When Your Child Is Being Bullied — Safety & Support for Parents & Carers

Guidance on recognising bullying, supporting your child, and working with school to keep them safe.

Illustration of protection and support — symbolic banner for bullying support page

Signs your child might be being bullied

  • Sudden changes in mood — anxiety, sadness, irritability, withdrawal.
  • Reluctance to go to school or social events, complaints about feeling sick often.
  • Unexplained injuries, lost or destroyed belongings, missing items regularly.
  • Sudden drop in school performance or motivation, difficulty concentrating or refusing homework.
  • Changes in sleep or eating habits, nightmares, or increased sensory sensitivity or shutdowns.

How bullying can affect mental health — especially for neurodivergent children/teens

Bullying can increase feelings of isolation, anxiety, depression, low self-esteem, sensory overwhelm, shutdowns or meltdowns.

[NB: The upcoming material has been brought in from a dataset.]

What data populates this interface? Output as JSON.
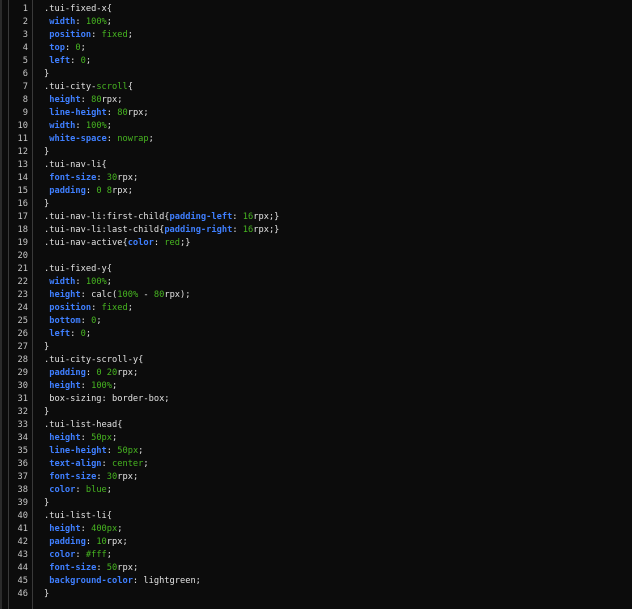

Neurodivergent brains often take longer to recover emotionally and may mask pain — so support, understanding and safety are extra important.

How to support your child at home

  • Listen calmly, believe their experience, and validate their feelings — avoid minimising or dismissing.
  • Provide a safe, calm space at home — sensory-friendly, quiet, and comforting if needed.
  • Help them rebuild confidence — talk about strengths, interests, and times they felt safe or happy.
  • Encourage open communication — check-ins, gentle conversations, honest empathy, and reassurance.
  • Keep a record — dates, what happened, how your child felt — useful if you need to talk with school or professionals.

Talking with school & advocating for help

Reach out to teachers, support staff or the school counsellor. Share what you know, explain your child’s needs, and ask for safety measures — seating changes, supportive adults, sensory breaks, or peer support.

  • Request meetings in writing — stay calm, factual, and bring evidence (notes or records).
  • Ask for a support plan that includes: safe spaces, predictable transitions, check-ins, and clear communication between home and school.
  • Stay involved but balanced — too many demands can cause stress for you or your child.

When to consider extra support or professional help

  • If bullying continues despite school intervention.
  • If your child shows signs of depression, extreme anxiety, self-harm, or withdraws completely.
  • If sensory overload, shutdowns or meltdowns escalate.
  • If you as a parent feel overwhelmed — reach out for help, support groups, professionals or community resources.

Calm-corner & reflection prompts for you

  • Write down how you feel and what support you need. Parenting through crises needs care too.
  • Keep records of incidents and responses — having clarity helps reduce anxiety.
  • Reach out to trusted people (partner, friends, support network) — you don’t have to carry this alone.
  • Take small breaks to reset — breathing, sensory tools, quiet time, grounding.